MS SQL Server 我想要所有员工的工资总额以及经理薪水在单一经理下
CREATE TABLE #empsal
(
Empid int,
empname varchar(50),
managerid int,
salary int
)
INSERT INTO #empsal
VALUES
(1 , 'manager' , NULL , 500),
(2 , 'manager1' , NULL , 600),
(3 , 'd' , 1 , 100),
(4 , 'f' , 3 , 200),
(5 , 'g' , 4 , 300),
(6 , 'h' , 2 , 800),
(8 , 'j' , 6 , 200),
(7 , 'I' , 6 , 140),
(8 , 'j' , 6 , 200)
我想要的结果如下 工资总额
1 1100(500+100+200+300)
2 1940 (600+800+200+140+200)
这里员工3的经理为1,员工4的经理为3,员工5的经理为4,因此所有员工都在经理1之下。

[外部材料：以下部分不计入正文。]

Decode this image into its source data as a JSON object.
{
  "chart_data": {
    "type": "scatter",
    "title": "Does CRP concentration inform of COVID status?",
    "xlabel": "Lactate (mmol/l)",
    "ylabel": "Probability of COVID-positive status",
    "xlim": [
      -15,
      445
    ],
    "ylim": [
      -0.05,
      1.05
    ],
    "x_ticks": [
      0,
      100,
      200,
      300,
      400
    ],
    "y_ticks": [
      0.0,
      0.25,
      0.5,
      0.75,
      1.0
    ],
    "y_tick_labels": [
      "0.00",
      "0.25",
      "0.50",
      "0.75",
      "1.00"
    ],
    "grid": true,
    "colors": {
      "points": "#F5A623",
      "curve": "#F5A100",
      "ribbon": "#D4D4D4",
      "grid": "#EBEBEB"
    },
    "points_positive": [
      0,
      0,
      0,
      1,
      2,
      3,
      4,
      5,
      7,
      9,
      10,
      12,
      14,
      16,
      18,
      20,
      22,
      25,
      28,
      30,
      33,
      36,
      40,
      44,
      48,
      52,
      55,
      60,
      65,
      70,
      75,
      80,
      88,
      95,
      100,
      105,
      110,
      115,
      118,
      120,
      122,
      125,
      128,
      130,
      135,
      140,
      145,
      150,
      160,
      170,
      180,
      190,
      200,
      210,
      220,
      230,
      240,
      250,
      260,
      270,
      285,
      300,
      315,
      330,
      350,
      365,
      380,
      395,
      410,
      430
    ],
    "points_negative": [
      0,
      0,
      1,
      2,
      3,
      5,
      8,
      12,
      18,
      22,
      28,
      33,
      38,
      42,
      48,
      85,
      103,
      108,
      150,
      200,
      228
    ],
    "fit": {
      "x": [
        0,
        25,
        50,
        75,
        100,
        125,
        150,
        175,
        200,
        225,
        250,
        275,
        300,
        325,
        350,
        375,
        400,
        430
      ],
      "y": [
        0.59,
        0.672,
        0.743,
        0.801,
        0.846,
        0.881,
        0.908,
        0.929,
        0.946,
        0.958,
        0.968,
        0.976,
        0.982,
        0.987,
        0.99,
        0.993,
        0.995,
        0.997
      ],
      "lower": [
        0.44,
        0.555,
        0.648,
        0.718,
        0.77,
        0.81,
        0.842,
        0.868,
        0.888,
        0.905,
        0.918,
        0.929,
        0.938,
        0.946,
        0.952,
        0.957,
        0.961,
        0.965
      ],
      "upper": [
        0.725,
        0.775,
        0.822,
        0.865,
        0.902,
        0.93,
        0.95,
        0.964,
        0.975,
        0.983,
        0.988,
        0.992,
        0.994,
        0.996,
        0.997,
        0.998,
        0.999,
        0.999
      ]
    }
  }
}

所以我想要经理下所有工资的总和。请帮我整理一下
答案 0 :(得分:1)
使用递归CTE将经理与每位员工联系起来,然后按最高者分组。
;WITH Relationships AS
(
SELECT
TopManagerID = E.Empid,
RelatedEmployeeID = E.Empid
FROM
#empsal AS E
WHERE
E.managerid IS NULL
UNION ALL
SELECT
TopManagerID = E.TopManagerID,
RelatedEmployeeID = X.Empid
FROM
Relationships AS E
INNER JOIN #empsal AS X ON E.RelatedEmployeeID = X.managerid
)
SELECT
R.TopManagerID,
SumSalary = SUM(E.salary)
FROM
Relationships AS R
INNER JOIN #empsal AS E ON R.RelatedEmployeeID = E.Empid
GROUP BY
R.TopManagerID
请注意,您的样本数据中有2位员工ID为8(应该是唯一的)(在您更新之前,它会给出错误的结果)。